Punitive taxes on Russian oil and gas are one that has received surprisingly little attention. At first glance, taxing a good should increase its price, making energy even more expensive for Western consumers. Law? Wrong!

At stake is what is called tax incidence analysis, which is taught in basic microeconomics courses. A tax on a good, like Russian oil, will affect both supply and demand, changing the price of the good. The magnitude of the price change and who bears the cost of the tax depends on the sensitivity of supply and demand to the tax, or what economists call the elasticity. most elastic the demand, the more the producer bears the cost of the tax because consumers have more options. most inelastic the to supplythe more the producer bears – again – the tax, because he has fewer options.

Fortunately, this is precisely the situation facing the West today. The demand for Russian oil is very elastic, as consumers don’t really care whether the oil they use comes from Russia, the Gulf or elsewhere. They are not willing to pay more for Russian oil if another oil with similar properties is available.
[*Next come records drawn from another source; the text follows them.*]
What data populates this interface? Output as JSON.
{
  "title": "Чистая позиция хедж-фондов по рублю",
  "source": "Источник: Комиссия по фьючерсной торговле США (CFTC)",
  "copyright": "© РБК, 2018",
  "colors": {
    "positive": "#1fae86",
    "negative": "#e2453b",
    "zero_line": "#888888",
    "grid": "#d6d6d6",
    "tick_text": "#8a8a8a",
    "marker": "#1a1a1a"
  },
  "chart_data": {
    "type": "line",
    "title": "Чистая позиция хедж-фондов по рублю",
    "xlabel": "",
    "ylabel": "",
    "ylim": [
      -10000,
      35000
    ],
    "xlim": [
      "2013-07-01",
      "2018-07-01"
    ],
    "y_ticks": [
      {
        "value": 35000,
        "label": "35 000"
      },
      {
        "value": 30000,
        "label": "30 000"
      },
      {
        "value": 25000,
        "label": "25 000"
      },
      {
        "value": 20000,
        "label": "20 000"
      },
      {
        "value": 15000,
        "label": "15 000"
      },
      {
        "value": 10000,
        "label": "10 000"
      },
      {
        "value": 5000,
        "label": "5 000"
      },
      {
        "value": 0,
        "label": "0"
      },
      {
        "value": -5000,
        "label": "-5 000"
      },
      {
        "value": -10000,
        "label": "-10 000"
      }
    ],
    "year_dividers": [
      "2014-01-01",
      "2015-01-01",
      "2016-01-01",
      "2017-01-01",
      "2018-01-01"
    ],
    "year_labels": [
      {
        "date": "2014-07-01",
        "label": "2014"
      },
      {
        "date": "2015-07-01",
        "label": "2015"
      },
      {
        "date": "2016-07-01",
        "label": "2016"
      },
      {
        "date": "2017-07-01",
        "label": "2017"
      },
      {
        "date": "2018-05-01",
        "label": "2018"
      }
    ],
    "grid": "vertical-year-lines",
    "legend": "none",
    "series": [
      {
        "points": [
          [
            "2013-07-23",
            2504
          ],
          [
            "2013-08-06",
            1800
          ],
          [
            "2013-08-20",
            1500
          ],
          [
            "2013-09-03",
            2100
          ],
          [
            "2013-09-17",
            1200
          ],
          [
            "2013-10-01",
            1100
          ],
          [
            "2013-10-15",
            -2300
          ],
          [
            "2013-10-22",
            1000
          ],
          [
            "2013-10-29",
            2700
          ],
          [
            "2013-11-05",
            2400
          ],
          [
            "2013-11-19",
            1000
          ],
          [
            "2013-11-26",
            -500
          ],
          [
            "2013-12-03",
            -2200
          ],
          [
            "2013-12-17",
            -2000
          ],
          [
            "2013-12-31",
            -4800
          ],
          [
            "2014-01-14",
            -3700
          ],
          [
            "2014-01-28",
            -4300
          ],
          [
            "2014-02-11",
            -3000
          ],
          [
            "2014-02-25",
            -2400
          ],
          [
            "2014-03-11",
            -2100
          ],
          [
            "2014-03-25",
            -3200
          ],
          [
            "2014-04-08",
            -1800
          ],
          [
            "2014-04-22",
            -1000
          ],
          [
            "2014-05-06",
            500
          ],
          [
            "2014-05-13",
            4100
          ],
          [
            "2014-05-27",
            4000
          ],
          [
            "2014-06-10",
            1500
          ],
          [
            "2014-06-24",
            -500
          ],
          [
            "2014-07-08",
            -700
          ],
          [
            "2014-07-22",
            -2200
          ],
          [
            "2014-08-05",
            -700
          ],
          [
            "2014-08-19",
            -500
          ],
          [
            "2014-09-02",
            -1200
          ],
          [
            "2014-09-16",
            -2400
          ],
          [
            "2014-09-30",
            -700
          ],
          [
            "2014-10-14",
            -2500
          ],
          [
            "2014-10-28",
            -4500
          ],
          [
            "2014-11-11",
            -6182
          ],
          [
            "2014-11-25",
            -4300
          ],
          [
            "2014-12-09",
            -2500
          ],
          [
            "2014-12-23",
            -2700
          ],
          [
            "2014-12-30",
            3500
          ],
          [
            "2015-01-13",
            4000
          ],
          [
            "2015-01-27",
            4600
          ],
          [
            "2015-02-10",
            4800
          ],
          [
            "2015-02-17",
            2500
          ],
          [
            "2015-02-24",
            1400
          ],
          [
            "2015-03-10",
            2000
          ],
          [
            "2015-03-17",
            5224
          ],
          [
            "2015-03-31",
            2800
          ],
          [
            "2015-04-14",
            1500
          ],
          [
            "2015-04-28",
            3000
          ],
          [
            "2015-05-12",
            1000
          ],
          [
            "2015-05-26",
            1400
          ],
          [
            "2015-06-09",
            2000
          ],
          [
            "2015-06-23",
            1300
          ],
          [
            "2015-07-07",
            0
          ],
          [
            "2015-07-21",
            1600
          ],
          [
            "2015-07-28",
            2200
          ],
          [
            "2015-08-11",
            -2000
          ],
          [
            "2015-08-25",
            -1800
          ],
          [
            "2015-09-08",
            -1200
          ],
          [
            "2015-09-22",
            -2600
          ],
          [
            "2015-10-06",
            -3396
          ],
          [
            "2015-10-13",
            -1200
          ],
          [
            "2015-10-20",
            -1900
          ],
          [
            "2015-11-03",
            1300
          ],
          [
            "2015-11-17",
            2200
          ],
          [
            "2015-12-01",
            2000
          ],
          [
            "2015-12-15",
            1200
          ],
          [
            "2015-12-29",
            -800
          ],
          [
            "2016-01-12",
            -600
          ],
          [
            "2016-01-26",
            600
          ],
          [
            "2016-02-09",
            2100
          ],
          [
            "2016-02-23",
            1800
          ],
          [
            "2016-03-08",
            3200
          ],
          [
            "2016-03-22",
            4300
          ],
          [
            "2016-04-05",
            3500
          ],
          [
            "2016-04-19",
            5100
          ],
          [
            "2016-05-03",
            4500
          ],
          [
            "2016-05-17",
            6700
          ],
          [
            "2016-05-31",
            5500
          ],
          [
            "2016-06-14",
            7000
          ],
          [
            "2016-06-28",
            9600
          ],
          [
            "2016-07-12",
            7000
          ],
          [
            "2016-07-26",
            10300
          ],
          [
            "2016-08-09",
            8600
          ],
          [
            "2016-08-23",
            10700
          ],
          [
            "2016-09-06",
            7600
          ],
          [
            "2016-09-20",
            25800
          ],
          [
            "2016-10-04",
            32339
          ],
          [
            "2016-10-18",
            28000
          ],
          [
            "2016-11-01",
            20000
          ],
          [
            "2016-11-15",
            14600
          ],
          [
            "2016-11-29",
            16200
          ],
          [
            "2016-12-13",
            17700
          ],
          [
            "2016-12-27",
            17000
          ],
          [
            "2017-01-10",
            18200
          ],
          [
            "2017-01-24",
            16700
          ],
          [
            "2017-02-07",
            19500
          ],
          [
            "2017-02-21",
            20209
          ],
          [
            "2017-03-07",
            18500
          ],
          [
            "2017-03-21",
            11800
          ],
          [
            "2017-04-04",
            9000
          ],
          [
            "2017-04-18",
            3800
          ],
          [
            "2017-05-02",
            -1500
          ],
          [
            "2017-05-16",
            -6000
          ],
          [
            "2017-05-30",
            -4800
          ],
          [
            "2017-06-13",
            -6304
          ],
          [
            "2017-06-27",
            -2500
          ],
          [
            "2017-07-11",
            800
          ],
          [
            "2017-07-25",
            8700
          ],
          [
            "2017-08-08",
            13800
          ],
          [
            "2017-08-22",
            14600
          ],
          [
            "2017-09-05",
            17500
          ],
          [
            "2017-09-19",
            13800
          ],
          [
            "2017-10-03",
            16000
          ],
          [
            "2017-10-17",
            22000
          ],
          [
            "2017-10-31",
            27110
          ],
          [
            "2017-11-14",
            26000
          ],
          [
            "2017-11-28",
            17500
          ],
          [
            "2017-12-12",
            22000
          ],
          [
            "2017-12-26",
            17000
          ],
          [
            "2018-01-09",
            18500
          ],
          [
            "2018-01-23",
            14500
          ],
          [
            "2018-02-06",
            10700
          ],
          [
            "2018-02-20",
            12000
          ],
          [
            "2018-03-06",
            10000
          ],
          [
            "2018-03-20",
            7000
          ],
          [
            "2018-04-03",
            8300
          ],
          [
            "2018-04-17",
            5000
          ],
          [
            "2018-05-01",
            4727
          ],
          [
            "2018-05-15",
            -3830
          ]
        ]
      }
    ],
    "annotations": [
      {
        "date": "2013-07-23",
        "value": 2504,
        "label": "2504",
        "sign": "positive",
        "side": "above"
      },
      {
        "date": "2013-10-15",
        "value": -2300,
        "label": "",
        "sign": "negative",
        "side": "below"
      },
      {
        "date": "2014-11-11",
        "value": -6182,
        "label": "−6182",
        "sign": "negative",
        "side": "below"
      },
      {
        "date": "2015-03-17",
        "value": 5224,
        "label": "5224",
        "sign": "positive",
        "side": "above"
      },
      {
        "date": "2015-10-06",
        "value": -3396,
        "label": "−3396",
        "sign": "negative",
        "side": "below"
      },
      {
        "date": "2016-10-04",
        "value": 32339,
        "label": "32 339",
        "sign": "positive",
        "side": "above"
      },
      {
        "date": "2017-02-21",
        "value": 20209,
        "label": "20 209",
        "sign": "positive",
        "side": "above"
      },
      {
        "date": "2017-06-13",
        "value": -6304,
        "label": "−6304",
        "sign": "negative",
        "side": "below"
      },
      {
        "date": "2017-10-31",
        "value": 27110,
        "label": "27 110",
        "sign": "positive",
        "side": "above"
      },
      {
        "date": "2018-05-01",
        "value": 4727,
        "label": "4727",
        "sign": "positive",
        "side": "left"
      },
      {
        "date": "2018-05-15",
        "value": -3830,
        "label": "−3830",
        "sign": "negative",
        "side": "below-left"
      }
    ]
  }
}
Therefore, the price of Russian oil after tax is set by the market price of all other oils.

At the same time, the supply of Russian oil is very inelastic, which means that large variations in the producer price do not induce changes in supply. The numbers here are staggering. According to Russian energy group Rosneft’s 2021 financials, the company’s upstream operating costs are $2.70 a barrel. Similarly, Rystad Energy, an economic intelligence company, estimates the total variable cost of Russian oil production (excluding taxes and investment costs) at $5.67 per barrel.

In other words, even if the price of oil fell to $6 a barrel (it’s above $100 now), it would still be in Rosneft’s interest to keep pumping: supply is really inelastic in the short term. term. Obviously, under these conditions, it would not be profitable to invest in maintaining or expanding production capacities, and oil production would gradually decline – as it always does due to depletion and loss of reservoir pressure. But that will take time, and by then others could grab the market share from Russia.

In other words, given a very high elasticity of demand and a very low elasticity of supply in the short run, a tax on Russian oil would essentially be paid for by Russia. Instead of being costly for the world, imposing such a tax would in fact be profitable. A punitive global tax on Russian oil – at a rate of, say, 90% or $90 a barrel – could extract and transfer to the world some $300 billion a year from Putin’s war chest, or around 20% of GDP. of Russia in 2021. And that would be infinitely more convenient than an embargo on Russian oil, which would enrich other producers and impoverish consumers.

This logic also applies to Nord Stream 2. A tax equal to 90% of the price of natural gas in the European Union, which is currently around €90 ($101) per megawatt hour, would keep Russian gas on the market. but would expropriate the rent.

But how feasible would a 90% global tax on Russian oil be? In 2019, 55% of Russian exports of mineral fuels (including oil, natural gas and coal) went to the EU, while another 13% went to Japan, South Korea, Singapore and to Turkey. China only got 18%. If all of these countries except China agreed to tax Russian oil at 90%, Russia would try to sell all of its oil to China. But that would put China in a strong position to negotiate. In such a scenario, it would be in China’s interest to impose the tax, as such an instrument would take away the rent it would otherwise have to pay to Russia.

In short, a punitive tax on Russian oil would significantly weaken Russia and benefit consumer countries, making it more credible and durable than an embargo. The idea deserves a lot more attention than it has received.